Sans doute ces automobilistes, ont-ils apprécié d’apprendre que le groupe Total Energie a réalisé un bénéfice net de 17,7 milliards d’euros pour le premier semestre 2022 et que, de surcroît, ce groupe n’a pas payé d’impôt en France en 2020 et 2021.
La Fédération Française des Banques Alimentaires a réalisé il y a quelques semaines une étude visant à mesurer l’impact de l’inflation (qui vient de franchir la barre des 6% en un an) sur les personnes accueillies dans le réseau des banques alimentaires, premier réseau d’aide. Les banques alimentaires viennent en aide à 2,2 millions de personnes en situation de précarité. Je relèverai trois des constats que cette étude met en évidence, d’abord, une hausse du budget alimentation pour la moitié des foyers interrogés, ensuite une hausse des prix qui affecte davantage les familles avec enfants, enfin un report massif sur les produits les moins chers.
De l’autre côté du spectre, nous évoquions la santé économique Total Energie, un groupe qui n’est pas une exception, l’ensemble des groupes du CAC 40 ont dégagé collectivement, quelque 174 milliards d’euros de bénéfices, du jamais vu dans le capitalisme français et une hausse de 70% par rapport au précédent record. Rapporté à une échelle plus humaine, plus accessible au commun des mortels, les groupes du CAC 40 ont gagné 5517 euros chaque seconde !
Ainsi donc, la question des super profits a-t-elle légitimement surgi dans les débats.
Le cas de Total Energie a été cité, nous pourrions tout autant citer Engie qui a engrangé des profits records l’an dernier avec 3,7 milliards. Le logisticien CGA-CGM qui transporte des conteneurs a réalisé 18 milliards de profits en 2021 et en a déjà encaissé 7,2 milliards au premier trimestre 2022.
L’Italie et le Royaume-Uni ont tous deux mis en place une taxe sur les super profits des énergéticiens de 25%, d’autres Etats européens ont suivi le même chemin. A l’évidence, en France, les actionnaires sont cajolés, dorlotés, chouchoutés.
Dans le quinquennat précédent, vous aviez fait ce choix de baisser la fiscalité du capital avec la suppression de l’ISF et la mise en place du prélèvement forfaitaire unique sur les dividendes.
Ces choix n’ont eu comme effet que de concentrer davantage encore la richesse, puisque les 10% les plus riches détiennent la moitié des actifs qui financent l’économie.
Y a-t-il eu un effet sur l’investissement ? On peut en douter.

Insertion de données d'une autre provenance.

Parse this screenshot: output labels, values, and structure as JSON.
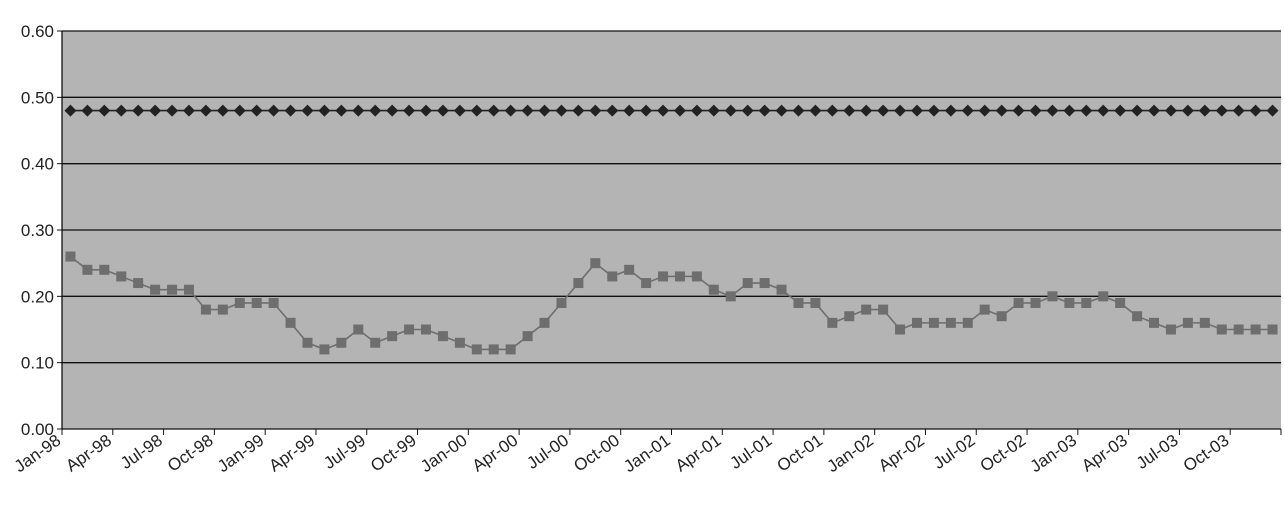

M. le Ministre, vous appelez régulièrement à la modération en matière de distribution de dividendes ; s’agissant du pouvoir d’achat, vous demandez aux entreprises qui le peuvent de faire un geste. A l’évidence, ces gestes ne sont que des signaux faibles, très faibles.
Total a annoncé une remise d’été de 12 centimes par litre, valable uniquement en juillet et en août et seulement sur les autoroutes !
La compagnie de conteneurs CMA-CGM offre de son côté une ristourne de 500 euros sur les conteneurs de l’Asie vers la France à partir d’août et ce, pour un an.
Entre temps, nous apprenons que le PDG de cette compagnie, M. Rodolphe SAADE, figure désormais à la cinquième place du classement annuel des grandes fortunes publié par le magazine « Challenges », grâce à une augmentation de sa fortune de plus de 30 milliards d’euros.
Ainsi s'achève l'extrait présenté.